Адвокат. Судья. Вор (сборник) - Андрей Константинов
Шрифт:
Интервал:
Закладка:
Первый бандит, когда к нему подошел Андрей, был еще жив. Пуля напарника угодила ему в позвоночник между лопатками, она же по иронии судьбы и привела парня в чувство после удара, которым его вырубил Обнорский. У быка пузырилась на губах розовая пена, он тяжело сипел и скреб пальцами асфальт.
Андрей присел рядом и ткнул ствол раненому в ухо:
– Кто вас нанял? Зачем? Говори, падаль!!!
– Ч-череп… – прошептал браток.
– Череп? – удивился Серегин, не знавший этой клички. – С кем он? Живо!
– С… с… Па-алычем… – Парень вдруг икнул, выгнулся дугой, дернул несколько раз руками и затих, а его широко раскрытые серые глаза начали медленно стекленеть…
Отшатнувшись от покойника, Андрей встал и хотел было бежать прочь, но все же заставил себя вытащить из кармана носовой платок, быстро обтер ствол и сунул его в правую ладонь быка.
Серегин не особо надеялся, что этот трюк сможет кого-то обмануть, но все же… А тащить «тэтэху» с собой явно не стоило – в случае чего пистолет все равно не поможет. Время… Ему нужно было попытаться хотя бы выиграть время…
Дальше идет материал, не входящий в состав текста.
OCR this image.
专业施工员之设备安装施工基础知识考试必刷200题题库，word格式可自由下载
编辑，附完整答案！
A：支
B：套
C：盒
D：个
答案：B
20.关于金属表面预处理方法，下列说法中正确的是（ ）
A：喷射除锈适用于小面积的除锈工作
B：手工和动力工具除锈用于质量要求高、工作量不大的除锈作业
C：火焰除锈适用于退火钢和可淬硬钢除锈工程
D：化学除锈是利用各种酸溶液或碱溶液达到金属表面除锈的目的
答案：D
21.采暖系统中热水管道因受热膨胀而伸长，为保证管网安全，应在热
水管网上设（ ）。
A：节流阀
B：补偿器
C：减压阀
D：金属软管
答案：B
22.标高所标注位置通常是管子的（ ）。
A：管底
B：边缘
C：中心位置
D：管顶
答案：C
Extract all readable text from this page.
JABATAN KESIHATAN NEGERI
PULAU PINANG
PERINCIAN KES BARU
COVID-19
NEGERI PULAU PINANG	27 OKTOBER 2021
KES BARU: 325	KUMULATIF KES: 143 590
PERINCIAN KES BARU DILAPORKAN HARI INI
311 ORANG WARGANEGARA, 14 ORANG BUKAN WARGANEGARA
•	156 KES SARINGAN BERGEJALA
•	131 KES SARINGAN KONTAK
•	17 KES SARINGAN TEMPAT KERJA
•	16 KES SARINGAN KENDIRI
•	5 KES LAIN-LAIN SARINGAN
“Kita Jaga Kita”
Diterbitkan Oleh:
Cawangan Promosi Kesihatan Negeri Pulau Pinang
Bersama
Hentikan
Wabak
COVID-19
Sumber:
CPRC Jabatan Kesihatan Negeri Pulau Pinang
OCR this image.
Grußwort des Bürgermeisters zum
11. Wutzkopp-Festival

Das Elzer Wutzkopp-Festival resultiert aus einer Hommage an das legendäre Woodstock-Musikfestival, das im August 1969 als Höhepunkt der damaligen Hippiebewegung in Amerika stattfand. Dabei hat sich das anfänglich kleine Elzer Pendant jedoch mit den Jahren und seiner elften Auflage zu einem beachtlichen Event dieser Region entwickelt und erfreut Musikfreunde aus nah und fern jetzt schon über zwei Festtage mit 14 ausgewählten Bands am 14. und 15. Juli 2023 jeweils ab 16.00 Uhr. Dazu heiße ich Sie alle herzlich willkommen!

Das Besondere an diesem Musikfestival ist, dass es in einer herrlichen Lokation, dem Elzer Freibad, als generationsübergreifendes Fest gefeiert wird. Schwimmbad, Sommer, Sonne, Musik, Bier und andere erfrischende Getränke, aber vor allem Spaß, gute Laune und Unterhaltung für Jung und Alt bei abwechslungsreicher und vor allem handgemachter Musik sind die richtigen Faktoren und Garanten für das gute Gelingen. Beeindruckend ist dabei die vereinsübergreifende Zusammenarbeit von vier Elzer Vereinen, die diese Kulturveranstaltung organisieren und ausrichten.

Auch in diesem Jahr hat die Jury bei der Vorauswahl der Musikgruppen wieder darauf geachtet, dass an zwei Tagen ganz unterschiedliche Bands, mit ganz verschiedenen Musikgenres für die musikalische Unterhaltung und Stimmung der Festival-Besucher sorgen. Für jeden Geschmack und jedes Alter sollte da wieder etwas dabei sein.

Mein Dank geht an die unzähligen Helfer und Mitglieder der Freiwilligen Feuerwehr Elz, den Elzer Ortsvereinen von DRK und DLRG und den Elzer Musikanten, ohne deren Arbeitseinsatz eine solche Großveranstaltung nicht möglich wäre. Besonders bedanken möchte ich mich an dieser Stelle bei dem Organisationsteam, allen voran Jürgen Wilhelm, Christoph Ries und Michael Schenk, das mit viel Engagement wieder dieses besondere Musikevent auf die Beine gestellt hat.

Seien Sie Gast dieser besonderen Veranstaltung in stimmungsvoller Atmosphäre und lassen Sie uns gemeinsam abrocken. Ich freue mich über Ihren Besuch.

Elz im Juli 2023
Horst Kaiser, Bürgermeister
Двор, через который пробежал Обнорский, оставив за собой двух мертвых бандитов, был абсолютно пуст. А к выстрелам живущие здесь люди в последнее время привыкли и, услышав их, бросались не к окнам, а в глубь темных комнаток…
…До станции метро «Площадь Мира» Андрей добежал очень быстро и там сразу затерялся в людском водовороте. Еще через полчаса он шагнул на эскалатор на станции «Площадь Ленина – Финляндский вокзал».
Через десять минут Обнорский уже открывал дверь в квартиру Поспеловой. Когда он сел на кухне и закурил, радио пропикало три часа дня…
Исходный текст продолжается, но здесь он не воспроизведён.